Among Maya Angelou’s Last Words: Praise For An Overlooked Freedom Summer Book
Among Maya Angelou’s last published writings is a tribute to a new, but mostly overlooked, book that sheds valuable context on Mississippi’s Freedom Summer – on its 50th commemoration.
“The murders of Andrew Goodman, James Chaney and Mickey Schwerner rocked me to the core of my very being,” wrote Angelou in the foreward to My Mantelpiece, a memoir by Carolyn Goodman, whose son was murdered in Mississippi in 1964 along with his two civil rights co-activists.
“I was used to white men killing black men,” Angelou wrote. But I was not used to white men killing white men. …. And I felt for the mothers of the white boys. You see, the mother of a black boy knows that when he leaves in the morning, she may never see him again. But the white mother didn’t know that.”
While My Mantelpiece is ostensibly a posthumous memoir (ably authored by writer Brad Herzog), it provides valuable context for the times and a revealing look at the psychological, cultural and familial reasons why Goodman’s deadly trip to Mississippi half a century ago was almost decided at birth.
What kind of values, what sort of imperatives to do the right thing, how did a deep family respect for social justice and empathy for the underdog make Andrew’s trip to Mississippi so inevitable?
Those are some of the broad contextual revelations this book brings to all who were deeply affected by the Freedom Summer and those who ponder the questions of what makes some good people do evil and why there are others willing to risk their own lives to fight evil.

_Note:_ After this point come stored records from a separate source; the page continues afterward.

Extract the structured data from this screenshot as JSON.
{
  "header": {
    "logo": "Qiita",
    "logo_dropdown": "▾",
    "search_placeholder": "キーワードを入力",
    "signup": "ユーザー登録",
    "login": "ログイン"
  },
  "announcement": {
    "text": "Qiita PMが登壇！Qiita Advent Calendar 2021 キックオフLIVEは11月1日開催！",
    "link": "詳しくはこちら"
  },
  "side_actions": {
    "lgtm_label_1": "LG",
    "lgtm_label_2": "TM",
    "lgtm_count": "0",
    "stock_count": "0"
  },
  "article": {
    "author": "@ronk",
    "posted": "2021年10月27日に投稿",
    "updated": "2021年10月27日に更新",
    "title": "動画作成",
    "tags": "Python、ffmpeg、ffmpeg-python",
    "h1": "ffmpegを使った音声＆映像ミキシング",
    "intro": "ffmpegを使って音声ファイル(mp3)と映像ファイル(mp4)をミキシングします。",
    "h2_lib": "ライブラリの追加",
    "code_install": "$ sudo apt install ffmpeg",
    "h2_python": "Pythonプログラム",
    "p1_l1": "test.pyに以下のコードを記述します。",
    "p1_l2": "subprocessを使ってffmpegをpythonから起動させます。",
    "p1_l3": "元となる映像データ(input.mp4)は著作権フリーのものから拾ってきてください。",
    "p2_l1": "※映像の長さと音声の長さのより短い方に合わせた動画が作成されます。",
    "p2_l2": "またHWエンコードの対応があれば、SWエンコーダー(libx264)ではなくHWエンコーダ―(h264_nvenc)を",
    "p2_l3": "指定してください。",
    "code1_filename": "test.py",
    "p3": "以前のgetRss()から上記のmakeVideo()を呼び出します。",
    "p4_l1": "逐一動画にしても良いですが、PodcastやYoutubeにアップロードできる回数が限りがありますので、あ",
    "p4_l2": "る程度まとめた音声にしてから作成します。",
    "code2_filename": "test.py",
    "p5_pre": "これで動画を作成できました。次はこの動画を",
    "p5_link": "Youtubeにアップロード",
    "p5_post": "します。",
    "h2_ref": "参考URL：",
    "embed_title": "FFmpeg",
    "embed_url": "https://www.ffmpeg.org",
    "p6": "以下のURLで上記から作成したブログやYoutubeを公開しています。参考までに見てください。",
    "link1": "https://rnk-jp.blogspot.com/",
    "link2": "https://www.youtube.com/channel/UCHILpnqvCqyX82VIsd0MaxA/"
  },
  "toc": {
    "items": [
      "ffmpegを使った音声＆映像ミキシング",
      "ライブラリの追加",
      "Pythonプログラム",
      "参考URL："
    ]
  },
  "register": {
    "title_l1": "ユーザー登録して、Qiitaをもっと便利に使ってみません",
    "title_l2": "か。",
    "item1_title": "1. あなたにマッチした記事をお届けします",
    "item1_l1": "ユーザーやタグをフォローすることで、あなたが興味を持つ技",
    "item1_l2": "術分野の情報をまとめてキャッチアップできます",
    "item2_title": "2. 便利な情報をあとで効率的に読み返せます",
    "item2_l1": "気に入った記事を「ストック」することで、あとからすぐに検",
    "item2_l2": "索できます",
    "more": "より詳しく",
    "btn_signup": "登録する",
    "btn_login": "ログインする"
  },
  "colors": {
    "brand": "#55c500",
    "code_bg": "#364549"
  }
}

The answers to those questions are insights into why Maya Angelou and Carolyn Goodman grew so close.
“Carolyn Goodman and I liked each other very much. We just admired each other. Beyond that, there was affection. But there was admiration, too, because each knew who the other one was. I knew she was a strong and loving woman. And she knew I was the same….So I liked her and loved her.”
I was 15 years old when Goodman and his friends were killed, but the shock of their deaths changed my life and the way I have lived it.
Before their deaths, Freedom Summer was hardly in my thoughts. I was totally absorbed in my own world: more concerned with girls, getting my driver’s license and conducting weird science experiments that eventually propelled me to the International Science Fair and my selection as a Westinghouse (Now Intel) Science Talent Search finalist.
After their deaths, a growing compulsion grew that eventually led me to the social justice gateway drug: attending a march.
Then participation.
Eventually I led one. That got me kicked out of the state.
While my own involvement with the Civil Rights Movement in Mississippi is far less than it should have been, my actions were still racial and cultural apostasy. This was especially true for someone like me whose family had played a major part of the power structure for more than a century — including a U.S. Senator who was the first to codify Jim Crow segregation when he wrote the Mississippi constitution of 1890.
I have always wondered why they did it — not just Goodman, Chaney and Schwerner — but all of the Freedom Riders, marchers, demonstrators. Why risk it all for someone you never met?
A sense of decency, moral responsibility, the sense that you are your brother and sisters keeper?
But those are just pat answers. Platitudes. More importantly, where’s the fount of those convictions? What forges them into a personal calling that cannot be denied.
Carolyn Goodman’s memoir answered many of those questions for me.
On the surface, the book follows a socially concerned, middle-class, Jewish family in New York. But deeper truth emerges from such minutiae. Small details gather moral weight and transform themselves into an irresistible force that cannot not be denied, even unto death.
In the hands of a lesser author, those details might be boring. But Herzog writes with a clarity that describes the clear trajectory where each contribution of each small force can be seen in the vitality of the ultimate whole.
Maya Angelou wrote in the foreward that, “People live in direct relation to the heroes and she-roes that they have, always and always….We have to have the people who became famous for what they did. And I think those three are unmitigated heroes, so we have to lift them up and show them to the world.”
If you have even the smallest interest in the Freedom Summer and its consequences, this will add new, never-before-seen context.